Climbing the Leaderboard — Medium HackerRank Exercise
Alice is playing an arcade game and wants to climb to the top of the leaderboard and wants to track her ranking. The game uses Dense Ranking, so its leaderboard works like this:
- The player with the highest score is ranked number 1 on the leaderboard.
- Players who have equal scores receive the same ranking number, and the next player(s) receive the immediately following ranking number.
For example, the four players on the leaderboard have high scores of 100, 90, 90, and 80. Those players will have ranks 1, 2, 2, and 3, respectively. If Alice’s scores are 70, 80, and 105, her rankings after each game are 4, 3, and 1.
Complete the climbingLeaderboard function in the editor below. It should return an integer array where each element res[j] represents Alice’s rank after the jth game.
climbingLeaderboard has the following parameter(s):
- scores: an array of integers that represent leaderboard scores
- Alice: an array of integers that represent Alice’s scores
So if Alice will get [5, 25, 50, 120], then these scores will be with the next ranks [6, 4, 2, 1].
About Binary Search
Medium exercises always have some background. This exercise can be solved in a non-optimized way, but HackerRank won’t give you 100%. It will be a problem with complexity.
The answer is Binary Search. I will give you some markers which can help you to decide if Binary Search can help you in any exercise.
It can be a Binary Search If:
- You have a sorted sequence (from min to max or max to min)
- You need to find a place of some value in sequence or place of closest value in this sequence (search exercise)
This exercise can be solved with a linear algorithm with O(n) complexity. It is easy to understand what it is. Let say that 1 iteration gets 1 second. If your sequence has 1 million items it will have 1 million iterations and it will take 1 million seconds. But binary search gives us a log2(n) complexity, and this exercise can be solved with only 19,932 iterations instead of 1 million. And it is so cool for the complexity.
Binary Search is simple for understanding. If you have a sorted array from min to the max for example — [1, 2, 3, 4, 5, 6, 7, 8], and you need to find the index of number 7 then you can easily use binary search for this. At first, you need to find the mid-index of this sequence.

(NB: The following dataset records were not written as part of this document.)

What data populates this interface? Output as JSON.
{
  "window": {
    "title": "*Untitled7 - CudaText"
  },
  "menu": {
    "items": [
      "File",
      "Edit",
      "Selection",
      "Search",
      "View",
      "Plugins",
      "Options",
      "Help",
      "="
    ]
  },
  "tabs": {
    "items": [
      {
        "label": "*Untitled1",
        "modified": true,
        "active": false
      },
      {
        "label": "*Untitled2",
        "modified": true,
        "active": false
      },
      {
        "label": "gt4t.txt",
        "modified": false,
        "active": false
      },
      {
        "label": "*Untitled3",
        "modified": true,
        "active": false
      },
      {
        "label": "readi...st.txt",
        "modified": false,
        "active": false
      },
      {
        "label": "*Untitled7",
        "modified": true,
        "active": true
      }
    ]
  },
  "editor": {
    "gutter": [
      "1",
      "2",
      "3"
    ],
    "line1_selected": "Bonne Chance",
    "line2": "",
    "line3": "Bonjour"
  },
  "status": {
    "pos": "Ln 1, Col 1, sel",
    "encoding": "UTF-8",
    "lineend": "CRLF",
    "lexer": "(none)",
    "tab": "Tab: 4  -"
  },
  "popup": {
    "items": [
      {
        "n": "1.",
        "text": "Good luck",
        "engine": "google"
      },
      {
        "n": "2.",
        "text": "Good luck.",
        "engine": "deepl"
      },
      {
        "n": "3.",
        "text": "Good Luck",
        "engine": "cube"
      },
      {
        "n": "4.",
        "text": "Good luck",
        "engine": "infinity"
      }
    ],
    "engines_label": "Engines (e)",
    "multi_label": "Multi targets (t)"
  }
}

mid-index = array.count / 2 = 8 / 2 = 4.
Now we can check if the number on index 4 is greater or lower then our searched value. Okay, 7 is greater than 5, it means that we don’t need to check numbers from 0 to 4 indexes. We know that all numbers which stand left from number 5 are lower than 5. And it is a method of binary search. We need to get a mid-index of sequence and search only in the needed part of the sequence.
With an understanding of binary search, we can easily find the closest values of each Alice’s score with a small number of iterations. At first, we need to create a table of places that depend on the input table. After that, find the closest value to each score of Alice. And that’s all. With closest values, we can define the place of Alice with each of the input scores.